Danke, Herr Hauptmann Detektiv Aufsichtsbeamter. You’ve seen the notices, have you?’

‘Pardon?’

‘The fire hazard of such practices. Smoking indoors is verboten except in designated areas. The officers’ mess, that of the men, their headquarters also, the-’

‘And here I thought-’

‘That this toilet would be used for such?’

Dorsche had been leagues ahead of him!

‘It’s not often we get someone such as yourself, Herr Kohler. The stride, the set of the shoulders-one can tell a military man at a glance, a police officer also, just as it’s not hard to tell a Kriegsgefanganer once one has been one, but please don’t trouble yourself. I also was once a prisoner of war in that other conflict, the one we lost, so in their wisdom, the OKW, after much deliberation, put me in charge of this camp.’

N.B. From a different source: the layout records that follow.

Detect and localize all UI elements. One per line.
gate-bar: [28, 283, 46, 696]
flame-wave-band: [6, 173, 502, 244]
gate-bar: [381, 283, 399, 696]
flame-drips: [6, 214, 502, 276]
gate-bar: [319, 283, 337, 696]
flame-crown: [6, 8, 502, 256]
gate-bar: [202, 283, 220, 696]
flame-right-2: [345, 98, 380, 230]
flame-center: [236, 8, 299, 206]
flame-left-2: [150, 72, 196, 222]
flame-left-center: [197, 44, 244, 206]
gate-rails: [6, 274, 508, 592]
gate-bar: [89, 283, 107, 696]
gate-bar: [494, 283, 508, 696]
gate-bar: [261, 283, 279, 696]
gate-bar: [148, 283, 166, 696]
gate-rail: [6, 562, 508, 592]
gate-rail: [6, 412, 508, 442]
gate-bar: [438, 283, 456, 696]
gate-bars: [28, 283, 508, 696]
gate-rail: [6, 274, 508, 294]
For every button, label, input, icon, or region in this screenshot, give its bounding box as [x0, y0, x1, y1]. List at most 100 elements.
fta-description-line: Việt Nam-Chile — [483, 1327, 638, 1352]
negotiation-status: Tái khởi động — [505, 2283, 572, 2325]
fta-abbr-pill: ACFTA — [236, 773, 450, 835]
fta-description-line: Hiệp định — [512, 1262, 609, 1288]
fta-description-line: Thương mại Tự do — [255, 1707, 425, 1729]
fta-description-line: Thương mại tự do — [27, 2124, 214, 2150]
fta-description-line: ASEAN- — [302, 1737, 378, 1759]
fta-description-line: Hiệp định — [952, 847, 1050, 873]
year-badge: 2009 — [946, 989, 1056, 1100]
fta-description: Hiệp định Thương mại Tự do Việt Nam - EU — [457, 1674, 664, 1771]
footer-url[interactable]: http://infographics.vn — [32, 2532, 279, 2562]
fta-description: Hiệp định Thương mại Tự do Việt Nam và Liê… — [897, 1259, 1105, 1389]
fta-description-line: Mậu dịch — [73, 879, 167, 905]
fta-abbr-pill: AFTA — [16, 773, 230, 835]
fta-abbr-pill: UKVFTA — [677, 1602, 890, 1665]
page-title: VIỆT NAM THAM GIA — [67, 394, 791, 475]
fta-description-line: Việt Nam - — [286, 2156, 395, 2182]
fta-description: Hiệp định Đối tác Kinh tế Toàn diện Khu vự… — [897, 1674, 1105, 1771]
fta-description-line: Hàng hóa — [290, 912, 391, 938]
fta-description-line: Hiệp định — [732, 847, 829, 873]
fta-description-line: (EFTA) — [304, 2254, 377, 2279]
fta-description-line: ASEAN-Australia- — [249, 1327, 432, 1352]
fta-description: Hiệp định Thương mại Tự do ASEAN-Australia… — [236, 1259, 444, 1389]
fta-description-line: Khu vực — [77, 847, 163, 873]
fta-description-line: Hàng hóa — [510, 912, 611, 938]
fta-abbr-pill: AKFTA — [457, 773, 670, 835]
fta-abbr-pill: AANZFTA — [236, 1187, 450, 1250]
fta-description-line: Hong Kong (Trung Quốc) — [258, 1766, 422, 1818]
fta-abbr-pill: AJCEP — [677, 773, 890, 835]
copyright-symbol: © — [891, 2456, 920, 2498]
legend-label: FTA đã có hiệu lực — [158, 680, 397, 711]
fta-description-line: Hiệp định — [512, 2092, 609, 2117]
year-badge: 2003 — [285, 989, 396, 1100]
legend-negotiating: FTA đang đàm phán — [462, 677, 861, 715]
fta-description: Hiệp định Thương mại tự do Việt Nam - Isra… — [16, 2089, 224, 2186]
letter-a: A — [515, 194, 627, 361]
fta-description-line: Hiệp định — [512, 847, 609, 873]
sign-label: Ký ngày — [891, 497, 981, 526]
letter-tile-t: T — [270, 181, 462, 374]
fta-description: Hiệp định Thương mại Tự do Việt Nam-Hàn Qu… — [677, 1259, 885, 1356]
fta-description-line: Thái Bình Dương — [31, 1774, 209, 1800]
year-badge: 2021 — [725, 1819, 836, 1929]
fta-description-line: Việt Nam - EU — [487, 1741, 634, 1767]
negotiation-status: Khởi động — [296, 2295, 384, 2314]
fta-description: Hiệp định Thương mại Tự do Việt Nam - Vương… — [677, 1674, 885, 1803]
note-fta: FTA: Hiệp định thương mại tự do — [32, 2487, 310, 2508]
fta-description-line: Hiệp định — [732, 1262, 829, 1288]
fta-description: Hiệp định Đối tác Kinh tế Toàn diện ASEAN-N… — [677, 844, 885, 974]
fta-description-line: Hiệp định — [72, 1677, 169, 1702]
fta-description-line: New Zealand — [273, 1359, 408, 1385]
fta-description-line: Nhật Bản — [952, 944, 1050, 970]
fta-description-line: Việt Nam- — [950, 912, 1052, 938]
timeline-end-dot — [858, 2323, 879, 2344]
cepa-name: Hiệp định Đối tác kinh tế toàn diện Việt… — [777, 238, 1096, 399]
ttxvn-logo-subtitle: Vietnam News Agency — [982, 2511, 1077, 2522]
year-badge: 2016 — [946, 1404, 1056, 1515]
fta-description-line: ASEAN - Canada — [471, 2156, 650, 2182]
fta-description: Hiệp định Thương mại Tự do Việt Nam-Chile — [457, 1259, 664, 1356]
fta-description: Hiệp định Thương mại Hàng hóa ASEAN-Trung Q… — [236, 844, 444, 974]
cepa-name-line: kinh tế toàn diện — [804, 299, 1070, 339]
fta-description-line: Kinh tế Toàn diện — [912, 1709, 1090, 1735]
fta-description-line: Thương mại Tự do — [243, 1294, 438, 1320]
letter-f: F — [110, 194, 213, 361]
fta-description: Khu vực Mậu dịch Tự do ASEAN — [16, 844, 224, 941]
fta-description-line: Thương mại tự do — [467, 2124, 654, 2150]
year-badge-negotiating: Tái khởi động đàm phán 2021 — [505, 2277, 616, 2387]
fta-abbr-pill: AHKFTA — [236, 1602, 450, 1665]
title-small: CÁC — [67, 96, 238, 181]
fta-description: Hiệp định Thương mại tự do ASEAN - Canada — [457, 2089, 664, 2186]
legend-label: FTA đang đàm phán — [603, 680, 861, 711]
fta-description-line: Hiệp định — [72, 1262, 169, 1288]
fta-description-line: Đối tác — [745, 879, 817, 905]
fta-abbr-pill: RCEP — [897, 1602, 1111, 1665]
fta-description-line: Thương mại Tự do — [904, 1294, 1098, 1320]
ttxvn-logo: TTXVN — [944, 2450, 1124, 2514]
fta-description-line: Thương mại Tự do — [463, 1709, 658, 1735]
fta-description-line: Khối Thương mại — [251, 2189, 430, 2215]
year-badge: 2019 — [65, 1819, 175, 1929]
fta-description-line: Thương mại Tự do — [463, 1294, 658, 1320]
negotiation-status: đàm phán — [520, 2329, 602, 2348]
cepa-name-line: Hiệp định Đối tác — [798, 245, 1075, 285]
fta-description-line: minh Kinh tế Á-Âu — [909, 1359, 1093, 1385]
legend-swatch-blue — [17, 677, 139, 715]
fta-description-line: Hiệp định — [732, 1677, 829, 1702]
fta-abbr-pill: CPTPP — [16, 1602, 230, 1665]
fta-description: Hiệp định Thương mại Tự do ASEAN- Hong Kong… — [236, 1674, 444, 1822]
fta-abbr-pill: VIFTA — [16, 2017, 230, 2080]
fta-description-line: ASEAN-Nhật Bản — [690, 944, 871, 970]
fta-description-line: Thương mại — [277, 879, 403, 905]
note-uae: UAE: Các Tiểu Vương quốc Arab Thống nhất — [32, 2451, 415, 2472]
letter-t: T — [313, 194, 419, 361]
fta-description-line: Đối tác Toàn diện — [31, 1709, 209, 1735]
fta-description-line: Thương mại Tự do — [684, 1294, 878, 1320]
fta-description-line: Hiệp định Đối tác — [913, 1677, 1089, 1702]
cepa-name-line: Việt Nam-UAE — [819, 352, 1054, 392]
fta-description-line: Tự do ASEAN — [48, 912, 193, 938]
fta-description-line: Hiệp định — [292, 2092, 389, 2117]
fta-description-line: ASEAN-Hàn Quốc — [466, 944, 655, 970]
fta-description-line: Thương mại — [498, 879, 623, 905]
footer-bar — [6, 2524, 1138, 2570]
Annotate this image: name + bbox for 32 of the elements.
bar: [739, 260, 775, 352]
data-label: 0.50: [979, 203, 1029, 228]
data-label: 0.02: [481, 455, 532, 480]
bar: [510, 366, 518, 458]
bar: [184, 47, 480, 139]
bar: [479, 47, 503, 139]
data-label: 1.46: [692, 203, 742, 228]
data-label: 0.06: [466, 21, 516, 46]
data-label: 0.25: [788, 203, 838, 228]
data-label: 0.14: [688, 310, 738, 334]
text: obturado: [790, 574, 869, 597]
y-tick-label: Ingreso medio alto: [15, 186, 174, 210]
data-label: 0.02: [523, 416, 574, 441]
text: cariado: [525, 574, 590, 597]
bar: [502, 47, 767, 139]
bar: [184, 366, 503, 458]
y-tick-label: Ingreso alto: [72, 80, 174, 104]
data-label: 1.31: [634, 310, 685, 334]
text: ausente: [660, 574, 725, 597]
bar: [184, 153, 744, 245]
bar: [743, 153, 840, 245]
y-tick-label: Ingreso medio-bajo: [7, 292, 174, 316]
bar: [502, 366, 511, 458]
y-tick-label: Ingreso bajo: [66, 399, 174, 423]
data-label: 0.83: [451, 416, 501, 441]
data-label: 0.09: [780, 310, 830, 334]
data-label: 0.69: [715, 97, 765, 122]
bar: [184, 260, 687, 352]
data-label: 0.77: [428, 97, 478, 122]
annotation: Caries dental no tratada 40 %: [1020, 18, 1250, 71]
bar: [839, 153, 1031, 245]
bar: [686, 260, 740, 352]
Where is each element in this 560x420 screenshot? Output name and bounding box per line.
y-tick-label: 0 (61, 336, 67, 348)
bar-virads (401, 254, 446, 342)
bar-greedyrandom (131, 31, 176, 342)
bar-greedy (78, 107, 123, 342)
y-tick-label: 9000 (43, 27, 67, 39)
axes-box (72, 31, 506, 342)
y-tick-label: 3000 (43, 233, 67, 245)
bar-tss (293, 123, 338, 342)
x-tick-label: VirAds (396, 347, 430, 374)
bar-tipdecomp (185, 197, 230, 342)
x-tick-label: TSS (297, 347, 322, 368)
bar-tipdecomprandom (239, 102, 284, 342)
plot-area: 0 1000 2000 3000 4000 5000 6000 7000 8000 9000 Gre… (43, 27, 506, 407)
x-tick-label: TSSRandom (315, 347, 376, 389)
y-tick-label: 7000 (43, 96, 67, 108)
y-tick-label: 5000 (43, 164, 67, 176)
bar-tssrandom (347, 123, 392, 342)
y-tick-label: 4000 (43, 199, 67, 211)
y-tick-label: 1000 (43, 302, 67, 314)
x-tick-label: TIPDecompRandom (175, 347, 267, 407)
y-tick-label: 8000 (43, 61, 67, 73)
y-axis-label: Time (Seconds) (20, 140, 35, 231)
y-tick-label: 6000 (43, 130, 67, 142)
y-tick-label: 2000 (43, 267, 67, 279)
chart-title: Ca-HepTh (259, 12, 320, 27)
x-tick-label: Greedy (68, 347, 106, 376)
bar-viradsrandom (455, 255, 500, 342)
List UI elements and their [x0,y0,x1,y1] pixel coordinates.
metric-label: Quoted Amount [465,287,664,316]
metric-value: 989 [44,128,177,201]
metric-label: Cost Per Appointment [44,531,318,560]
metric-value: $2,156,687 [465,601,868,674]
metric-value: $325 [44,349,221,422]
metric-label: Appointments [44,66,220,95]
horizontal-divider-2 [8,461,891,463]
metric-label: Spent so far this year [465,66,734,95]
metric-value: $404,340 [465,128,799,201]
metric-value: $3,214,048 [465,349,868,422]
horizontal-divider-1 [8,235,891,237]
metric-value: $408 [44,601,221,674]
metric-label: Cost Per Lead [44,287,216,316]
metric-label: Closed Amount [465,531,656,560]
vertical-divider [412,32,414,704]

The Oberkommando der Wehrmacht, the High Command, and a life behind wire, but this time, his wire!

Now there were only two cigarettes left in the packet. Dorsche indicated the boys. ‘Good fortune doesn’t often come easily,’ he said to them. ‘Beat it. I can take care of him myself.’

A match was struck. Dorsche leaned in, and as he lit his cigarette, he said, ‘A Wills Gold Flake? You impress me, Herr Kohler. Did you shoot the aircraft down or only arrest its British pilot and crew after they had bailed out and tried to escape?’

‘Neither, and so much for this not being a designated area. Look, we need your help.’

‘I would have thought that obvious.’

‘Then I’d be grateful if you would go over everything. Who found him, the time as closely as possible, the position of the body, the rope … ’

‘And anything suspicious?’

‘Even the smallest detail.’

‘Like cigarette ashes in a tin cup and a man perhaps taking a contemplative moment at 2207 hours?’